[Web-SIG] ngx.poll extension (was Re: Are you going to convert Pylons code into Python 3000?)

Fri Mar 7 10:16:39 CET 2008

Graham Dumpleton ha scritto:
> On 06/03/2008, Manlio Perillo <manlio_perillo at libero.it> wrote:
>>  But I have to say that:
>>
>>  1) the asynchronous model is the "right" model to use to develope
>>     robust and scalable applications (expecially in Python).
> 
> No it isn't. It is one model, it is not necessarily the 'right' model.
> 

Ok.

> The asynchronous model actually has worse drawbacks than the GIL
> problem when multithreading is used and you have a multi core or multi
> process system. This is because in an asynchronous system with only a
> single thread, it is theoretically impossible to use more than one
> processor at a time. 

This is the reason why I'm using Nginx instead of Twisted.

> Even with the Python GIL as a contention point,
> threads in C extension modules can at least release the GIL and
> perform work in parallel and so theoretically the process can consume
> the resources of more than one core or processor at a time.
> 
> The whole nature of web applications where requests perform small
> amounts of work and then complete actually simplifies the use of
> multithreading. 

Yes, this is true most of the time.

But the reason I have finally added the poll extension in my WSGI 
implementation for Nginx is that I have some requests that *do not* take 
small amounts of work to be served.

Database queries, as an example, are not a problem if executed 
synchronously, since Nginx has multiple worker processes, and the 
environment is "controlled" (that is, I can optimize the query/database, 
the connection is on the localhost or on a LAN, and so on).

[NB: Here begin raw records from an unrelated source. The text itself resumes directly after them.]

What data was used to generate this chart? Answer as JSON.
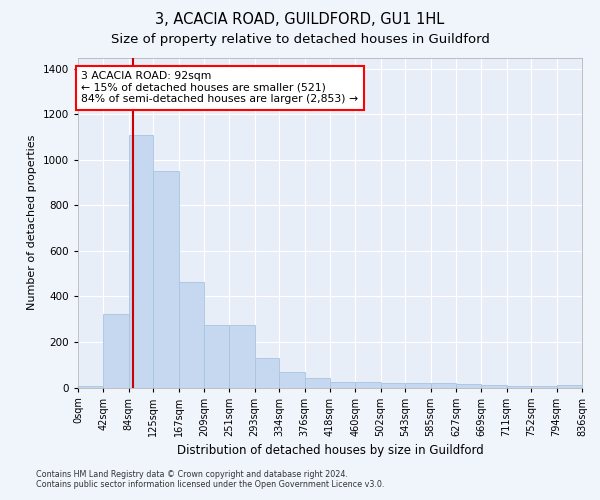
{
  "title": "3, ACACIA ROAD, GUILDFORD, GU1 1HL",
  "subtitle": "Size of property relative to detached houses in Guildford",
  "xlabel": "Distribution of detached houses by size in Guildford",
  "ylabel": "Number of detached properties",
  "footer_line1": "Contains HM Land Registry data © Crown copyright and database right 2024.",
  "footer_line2": "Contains public sector information licensed under the Open Government Licence v3.0.",
  "annotation_title": "3 ACACIA ROAD: 92sqm",
  "annotation_line1": "← 15% of detached houses are smaller (521)",
  "annotation_line2": "84% of semi-detached houses are larger (2,853) →",
  "bar_color": "#c5d8f0",
  "bar_edge_color": "#a8c4e0",
  "redline_color": "#cc0000",
  "redline_x": 92,
  "bin_edges": [
    0,
    42,
    84,
    125,
    167,
    209,
    251,
    293,
    334,
    376,
    418,
    460,
    502,
    543,
    585,
    627,
    669,
    711,
    752,
    794,
    836
  ],
  "bar_heights": [
    8,
    325,
    1110,
    950,
    465,
    275,
    275,
    130,
    70,
    40,
    25,
    25,
    20,
    20,
    20,
    15,
    12,
    5,
    5,
    12
  ],
  "ylim": [
    0,
    1450
  ],
  "yticks": [
    0,
    200,
    400,
    600,
    800,
    1000,
    1200,
    1400
  ],
  "background_color": "#f0f4fb",
  "plot_bg_color": "#e8eef8",
  "grid_color": "#ffffff",
  "title_fontsize": 10.5,
  "subtitle_fontsize": 9.5,
  "axis_label_fontsize": 8.5,
  "tick_fontsize": 7,
  "ylabel_fontsize": 8,
  "tick_labels": [
    "0sqm",
    "42sqm",
    "84sqm",
    "125sqm",
    "167sqm",
    "209sqm",
    "251sqm",
    "293sqm",
    "334sqm",
    "376sqm",
    "418sqm",
    "460sqm",
    "502sqm",
    "543sqm",
    "585sqm",
    "627sqm",
    "669sqm",
    "711sqm",
    "752sqm",
    "794sqm",
    "836sqm"
  ]
}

> This is because unlike complex applications where
> there are long running activities occurring in different threads there
> is no real need for the threads handling different requests to
> communicate with each other. Thus the main problem is merely
> protecting concurrent access to shared resources. Even that is not so
> bad as each request handler is mostly operating on data specific to
> the context of that request rather than shared data.
> 

Again, this is true.
However the problem is that multithreaded servers usually does not 
scales well as asynchronous one.
http://blog.emmettshear.com/post/2008/03/03/Dont-use-Pound-for-load-balancing

Of course this is special case, a server that is mostly I/O bound.

> Thus, whether one uses multithreading or an event driven system, one
> can't but avoid use of multiple processes to build a really good
> scalable system. This is where nginx limits itself a bit as the number
> of worker processes is fixed, whereas with Apache it can create
> additional worker processes if demand requires and reap them when no
> longer required. 

Right.
But this is a subject that needs more discussion (and I suspect that we 
are going off topic).

Is it true that Apache can spawn additional processes, but (again, when 
the request is mainly I/O bound) each process does very little work 
*but* using not little amount of system resources.

Nginx instead use a fixed (and small) number of processes, but each 
process is used at 100%.

Apache model is great when you need to run generic embedded applications.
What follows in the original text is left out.